Cinq fois par semaine, il se rend sur les sites de distribution des Restos du coeur. Il y aide les bénévoles en dispatchant cuillères et sacs poubelles, ou en versant les céréales dans les bols. Grâce à ses inventions (un porte gobelet en plastique, une pince-ciseaux pour ouvrir les briques de lait, etc.), la distribution est plus simple. Il nous parle fièrement de sa nouvelle création, un porte-journaux. Soit c’est pratique, soit ça passe à la poubelle.

Avec les sucettes en forme de coeur qu’il offre seulement aux bénévoles femmes ! il est devenu une sorte de mascotte. “Monsieur bonbons”. Aider, c’est dans mon ADN. J’ai toujours aidé ! D’ailleurs, j’aime pas trop le terme aider, je préfère “accompagner”...
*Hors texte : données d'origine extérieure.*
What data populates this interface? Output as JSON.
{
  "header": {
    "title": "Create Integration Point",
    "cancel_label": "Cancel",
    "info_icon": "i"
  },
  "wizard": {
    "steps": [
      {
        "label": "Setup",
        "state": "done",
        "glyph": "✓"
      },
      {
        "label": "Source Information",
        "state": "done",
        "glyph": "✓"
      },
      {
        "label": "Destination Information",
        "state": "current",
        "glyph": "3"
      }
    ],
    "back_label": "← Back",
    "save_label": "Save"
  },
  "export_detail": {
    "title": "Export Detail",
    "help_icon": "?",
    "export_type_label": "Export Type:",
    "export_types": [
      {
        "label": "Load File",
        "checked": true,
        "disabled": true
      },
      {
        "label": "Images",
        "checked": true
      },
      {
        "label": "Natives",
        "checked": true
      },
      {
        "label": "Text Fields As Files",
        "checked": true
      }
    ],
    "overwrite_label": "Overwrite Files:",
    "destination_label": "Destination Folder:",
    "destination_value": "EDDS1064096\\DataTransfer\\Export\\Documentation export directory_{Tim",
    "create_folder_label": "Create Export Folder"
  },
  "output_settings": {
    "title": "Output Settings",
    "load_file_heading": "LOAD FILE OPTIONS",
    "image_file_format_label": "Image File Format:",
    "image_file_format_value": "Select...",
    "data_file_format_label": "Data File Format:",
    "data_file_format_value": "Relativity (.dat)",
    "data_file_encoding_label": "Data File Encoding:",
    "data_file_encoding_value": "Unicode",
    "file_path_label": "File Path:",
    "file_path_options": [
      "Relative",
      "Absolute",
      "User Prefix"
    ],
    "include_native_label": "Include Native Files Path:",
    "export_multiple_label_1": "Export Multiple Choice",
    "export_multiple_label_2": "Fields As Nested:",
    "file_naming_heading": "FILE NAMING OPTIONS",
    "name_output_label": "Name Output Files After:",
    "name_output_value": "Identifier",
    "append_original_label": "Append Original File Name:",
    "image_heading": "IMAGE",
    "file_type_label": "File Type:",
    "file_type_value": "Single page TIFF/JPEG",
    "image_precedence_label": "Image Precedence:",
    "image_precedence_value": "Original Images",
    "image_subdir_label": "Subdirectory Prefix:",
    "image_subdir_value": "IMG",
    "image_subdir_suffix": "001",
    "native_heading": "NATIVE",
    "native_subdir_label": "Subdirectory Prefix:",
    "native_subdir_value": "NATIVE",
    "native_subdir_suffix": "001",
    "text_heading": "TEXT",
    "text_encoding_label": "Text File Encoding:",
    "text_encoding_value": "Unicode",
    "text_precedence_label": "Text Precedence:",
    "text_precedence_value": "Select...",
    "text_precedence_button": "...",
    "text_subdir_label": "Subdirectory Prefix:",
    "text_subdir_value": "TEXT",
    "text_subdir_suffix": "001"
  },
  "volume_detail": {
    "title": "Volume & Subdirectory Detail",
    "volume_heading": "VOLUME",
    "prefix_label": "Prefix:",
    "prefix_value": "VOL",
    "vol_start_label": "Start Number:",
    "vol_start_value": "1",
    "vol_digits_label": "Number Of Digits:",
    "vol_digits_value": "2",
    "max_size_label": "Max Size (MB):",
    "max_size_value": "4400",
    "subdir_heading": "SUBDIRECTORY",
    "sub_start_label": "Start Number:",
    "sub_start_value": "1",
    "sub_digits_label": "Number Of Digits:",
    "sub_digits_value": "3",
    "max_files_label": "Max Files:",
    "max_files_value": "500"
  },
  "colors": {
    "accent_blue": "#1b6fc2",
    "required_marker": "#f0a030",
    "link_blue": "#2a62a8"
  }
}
Rien de rien, non Jean-Pierre ne regrette rien

Né à Cahors (le 6 décembre 1941 pour ceux qui n’ont pas eu la chance de grandir dans l’Est et de suivre en cours d’histoire), son père convainc sa mère de déménager en Algérie après la guerre. Ils y resteront jusqu’en 1961... Ensuite, il a fallu partir ! Mon père était dans l’Algérie française jusqu’au cou, tu comprends ?! L’Algérie, Jean-Pierre n’y est jamais retourné, même s’il en garde plutôt un bon souvenir. Mais ce n’est pas son genre de s’accrocher aux souvenirs. Pas plus qu’aux gens. J’ai jamais été marié mais j’ai vécu pendant vingt-cinq ans avec quelqu’un. On en parle pas, c’est du passé. J’ai pas de regrets. Ca sert à rien. Jean-Pierre avoue avoir toujours été plutôt solitaire, n’avoir jamais eu beaucoup d’amis. Il nous parle également d’un fils, dont il n’a pas de nouvelles. Moi je sais pas où ils sont mais eux, ils savent où je suis ! S’ils veulent des nouvelles, ils savent où me trouver. Il est encore en contact avec ses neveux et nièces, principalement pour des histoires de maison familiale, et avec une cousine, celle qui l’a logé après son “breakdown”.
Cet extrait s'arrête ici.